Dynamic Disentangled Fusion Network for RGBT Tracking
This addresses robust object tracking in RGBT (RGB and thermal) data for applications like surveillance, though it appears incremental as it builds on existing fusion models with dynamic adaptation.
The paper tackles the problem of robust RGBT tracking under challenging scenarios like low resolution and occlusion by proposing a Dynamic Disentangled Fusion Network (DDFNet), which disentangles fusion into attribute-based models and adapts dynamically, achieving state-of-the-art performance on benchmark datasets.

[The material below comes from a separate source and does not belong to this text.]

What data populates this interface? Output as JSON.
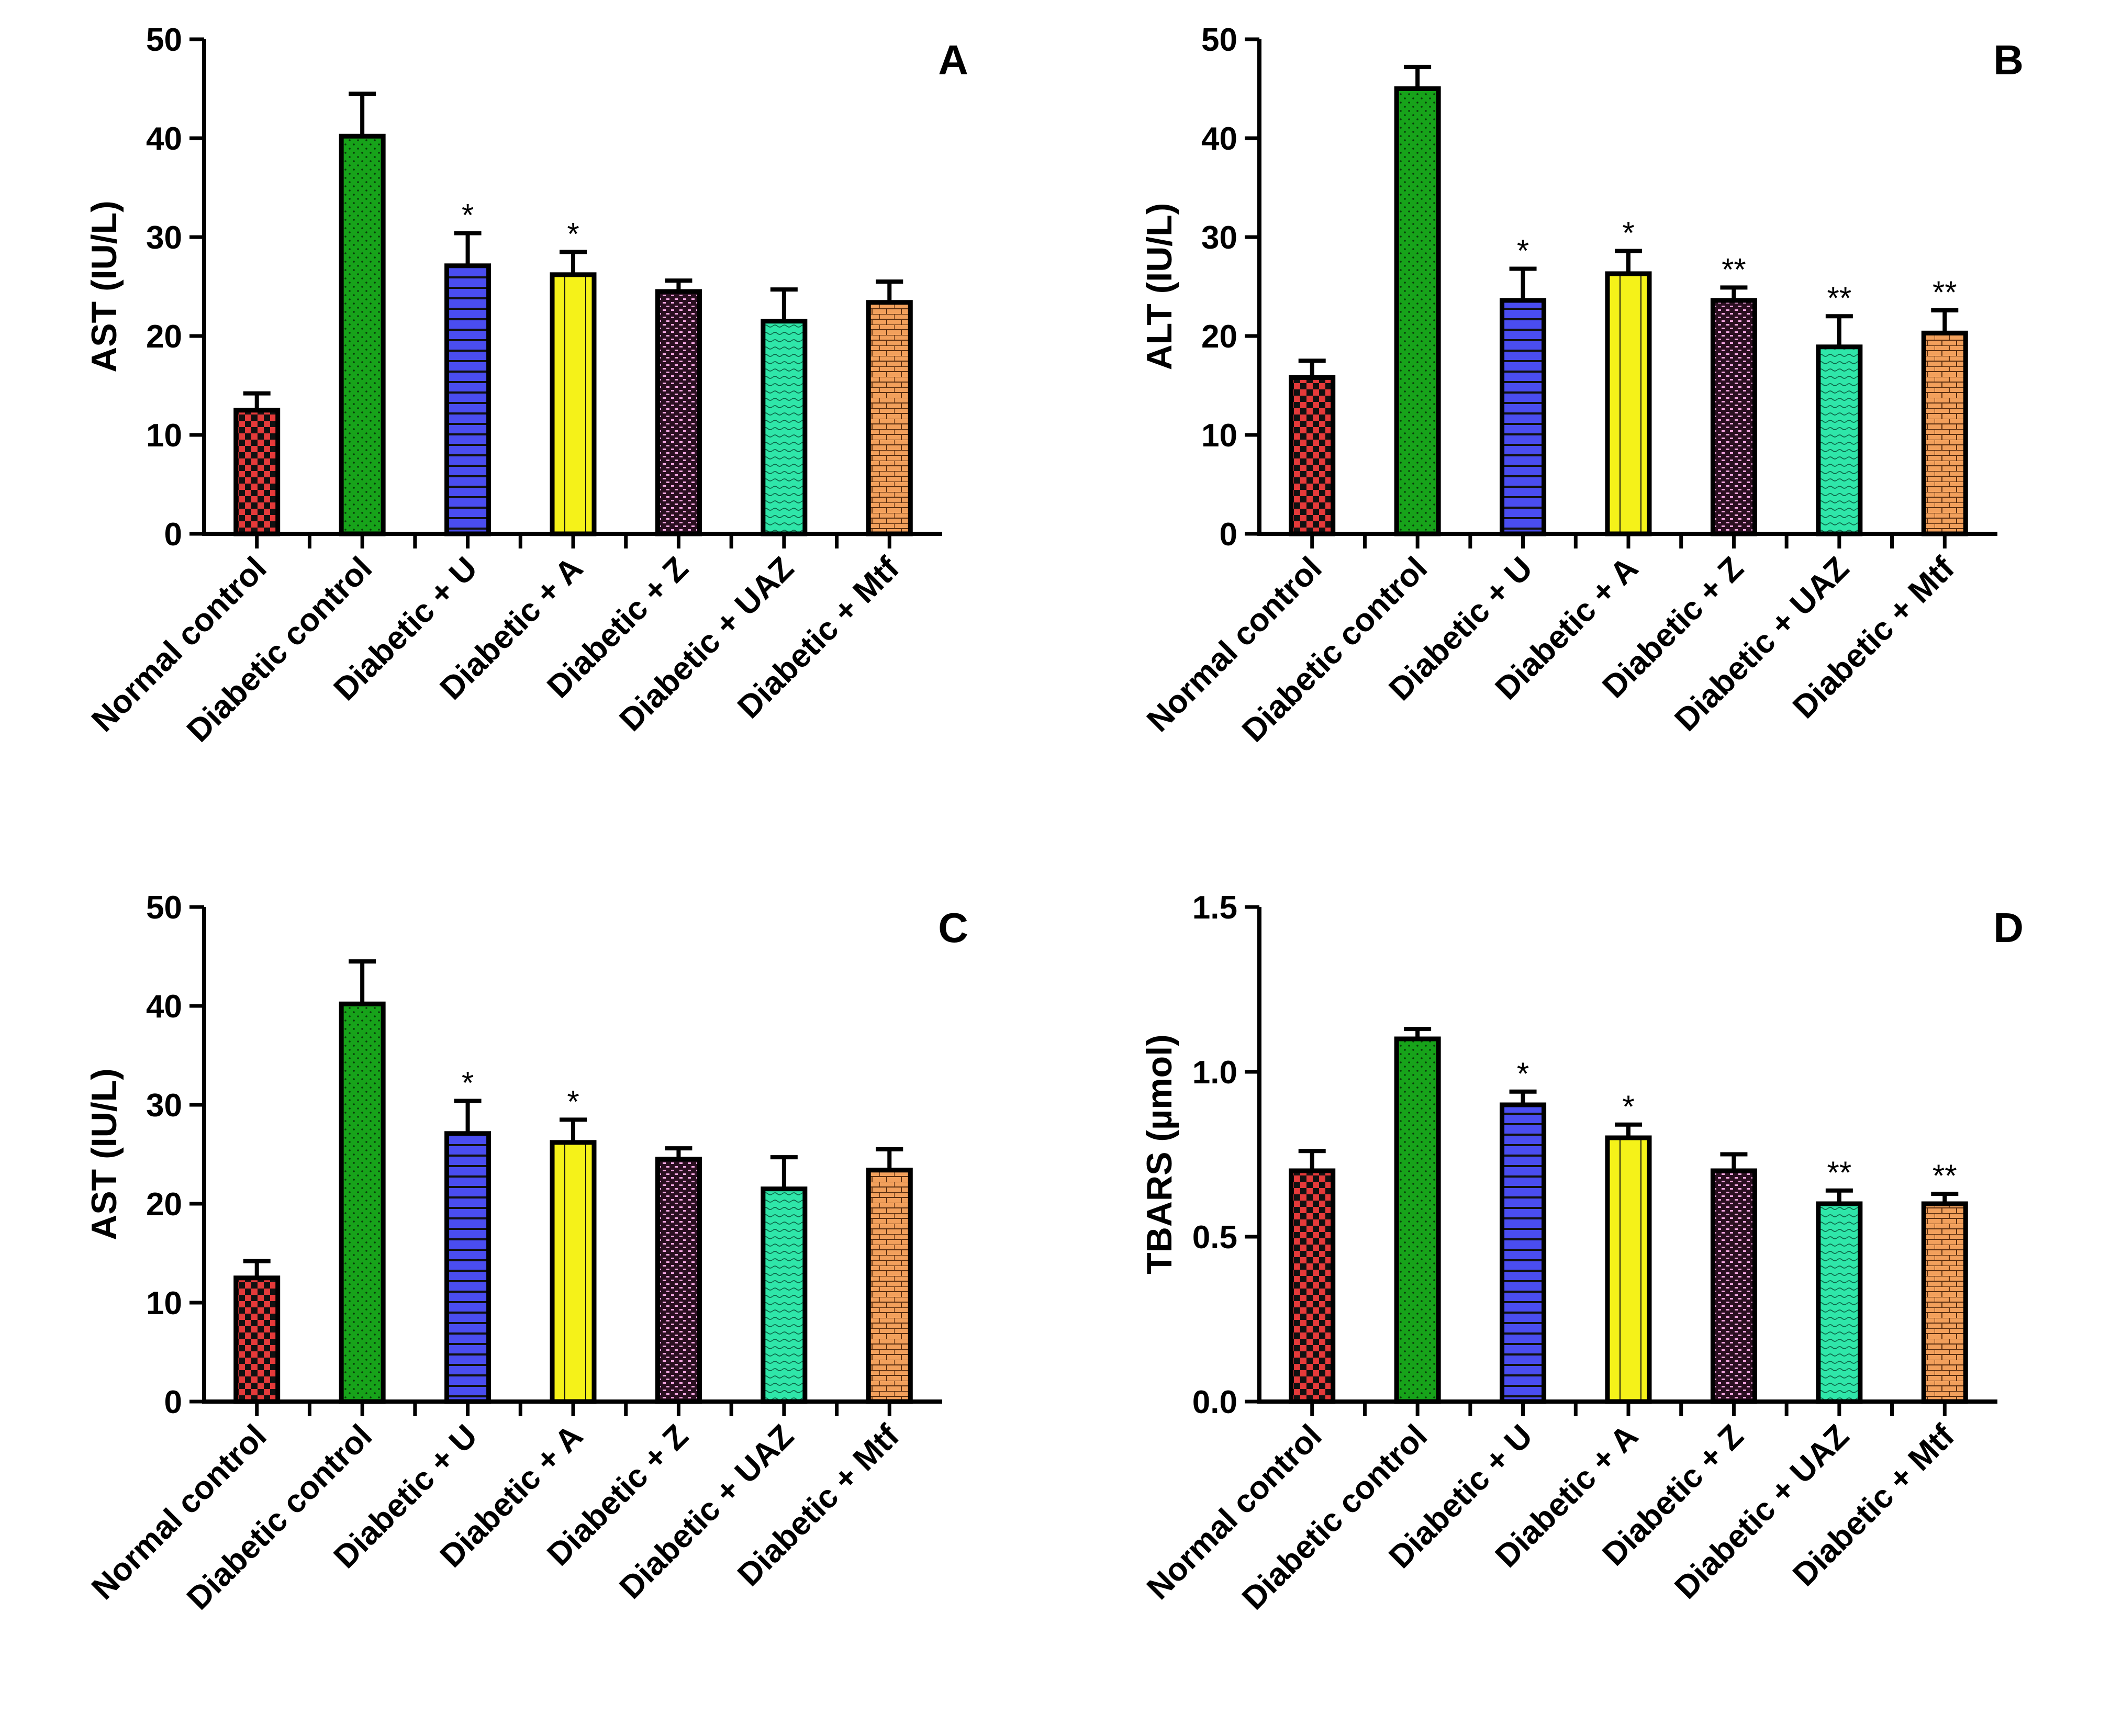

RGBT tracking usually suffers from various challenging factors of low resolution, similar appearance, extreme illumination, thermal crossover and occlusion, to name a few. Existing works often study complex fusion models to handle challenging scenarios, but can not well adapt to various challenges, which might limit tracking performance. To handle this problem, we propose a novel Dynamic Disentangled Fusion Network called DDFNet, which disentangles the fusion process into several dynamic fusion models via the challenge attributes to adapt to various challenging scenarios, for robust RGBT tracking. In particular, we design six attribute-based fusion models to integrate RGB and thermal features under the six challenging scenarios respectively.Since each fusion model is to deal with the corresponding challenges, such disentangled fusion scheme could increase the fusion capacity without the dependence on large-scale training data. Considering that every challenging scenario also has different levels of difficulty, we propose to optimize the combination of multiple fusion units to form each attribute-based fusion model in a dynamic manner, which could well adapt to the difficulty of the corresponding challenging scenario. To address the issue that which fusion models should be activated in the tracking process, we design an adaptive aggregation fusion module to integrate all features from attribute-based fusion models in an adaptive manner with a three-stage training algorithm. In addition, we design an enhancement fusion module to further strengthen the aggregated feature and modality-specific features. Experimental results on benchmark datasets demonstrate the effectiveness of our DDFNet against other state-of-the-art methods.